1. Identifying Arrangement ‘S’

The system consists of a massless knot connecting three cords. For the knot to remain in equilibrium while the system accelerates, the transverse forces must cancel out. This requires a Symmetric Arrangement (labeled ‘S’).

In Arrangement S, the two cords connected to the masses are positioned symmetrically with respect to the line of the pulling force $\vec{F}$. Specifically, the geometry that satisfies the equilibrium condition results in each cord making a $30^\circ$ angle with the horizontal (line of action of $\vec{F}$).

2. Dynamics Equations

Equilibrium at the Knot:
Since the knot is massless, the sum of forces acting on it must be zero.
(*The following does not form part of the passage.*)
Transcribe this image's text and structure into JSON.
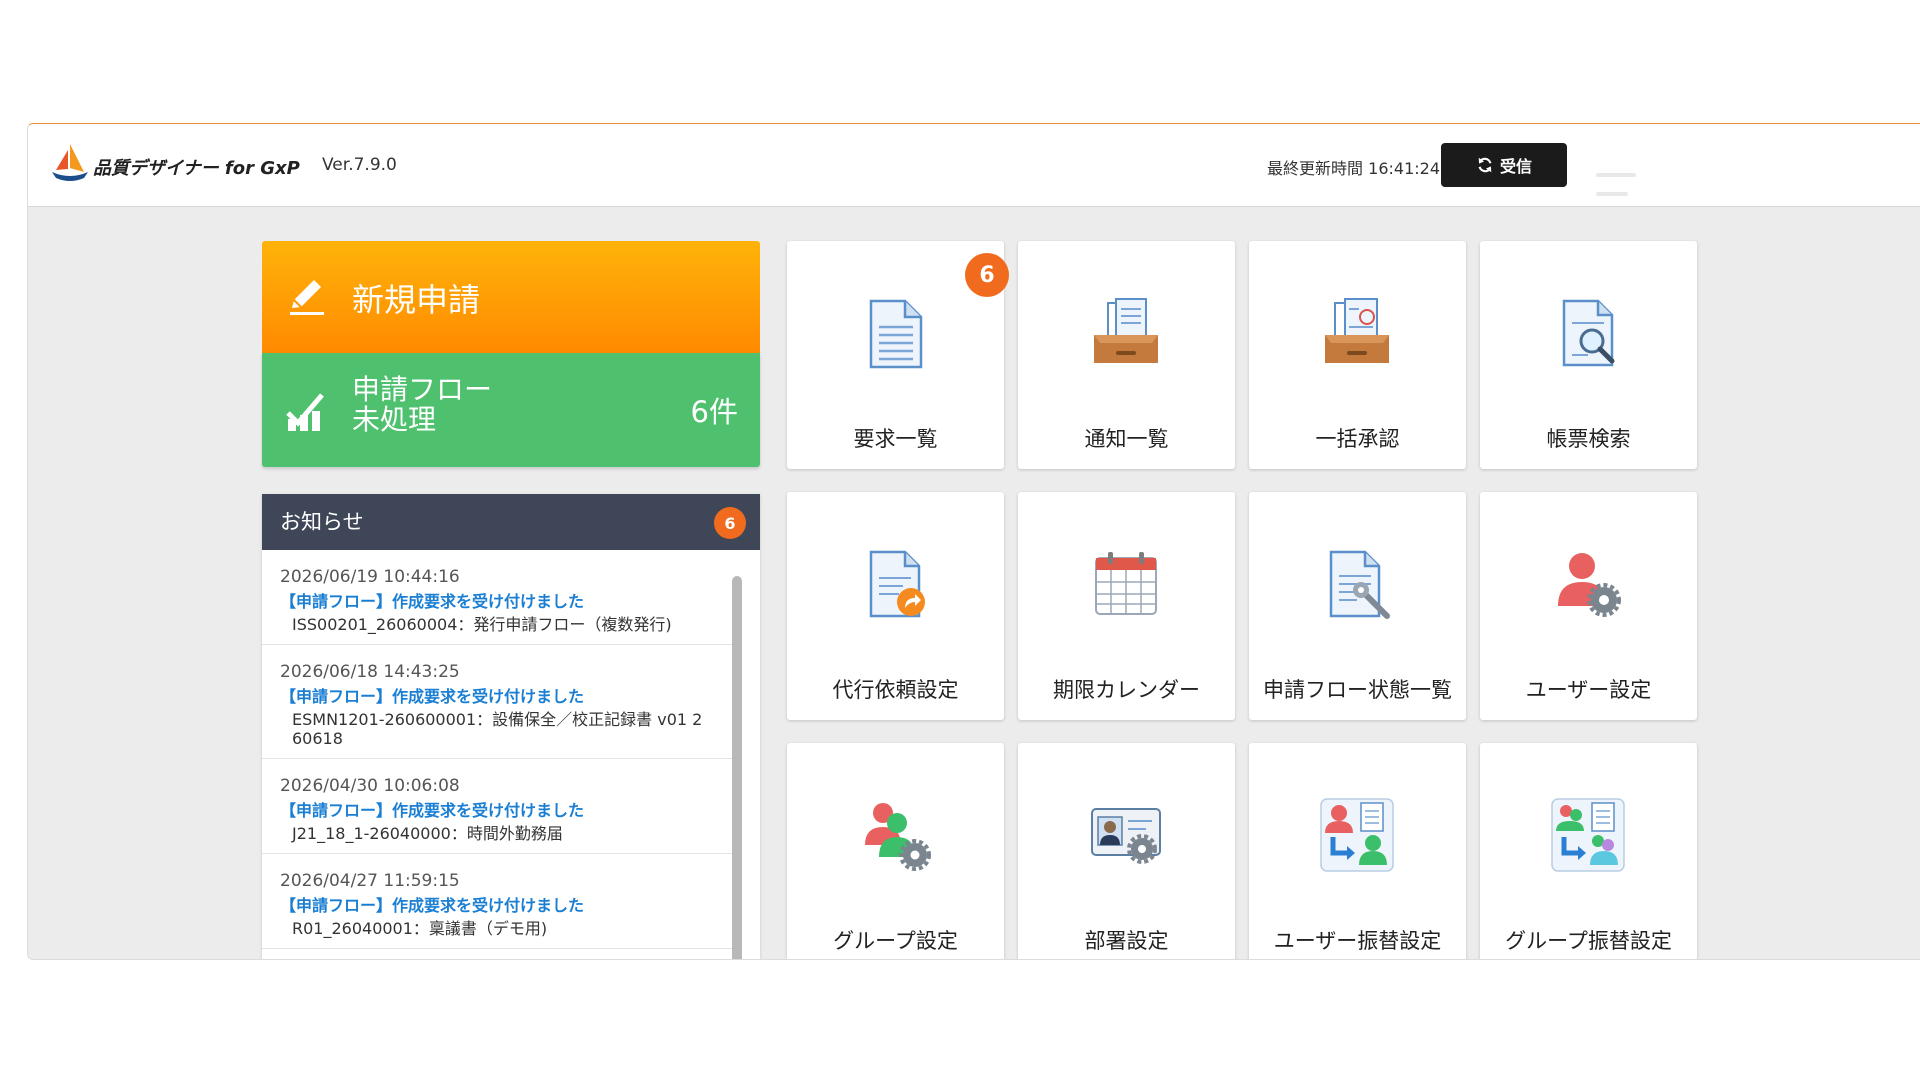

Balancing the horizontal components: $$ \Sigma F_x = F – 2T \cos(30^\circ) = 0 $$ $$ F = 2T \left( \frac{\sqrt{3}}{2} \right) = T\sqrt{3} $$

Equation of Motion for the Mass:
Consider one of the masses $m$. The tension $T$ is the only force causing it to accelerate (ignoring vertical forces and friction): $$ T = ma $$

3. Solving for Acceleration

Substitute the expression for tension ($T = ma$) into the force equation: $$ F = (ma)\sqrt{3} $$ Solving for acceleration $a$: $$ a = \frac{F}{m\sqrt{3}} $$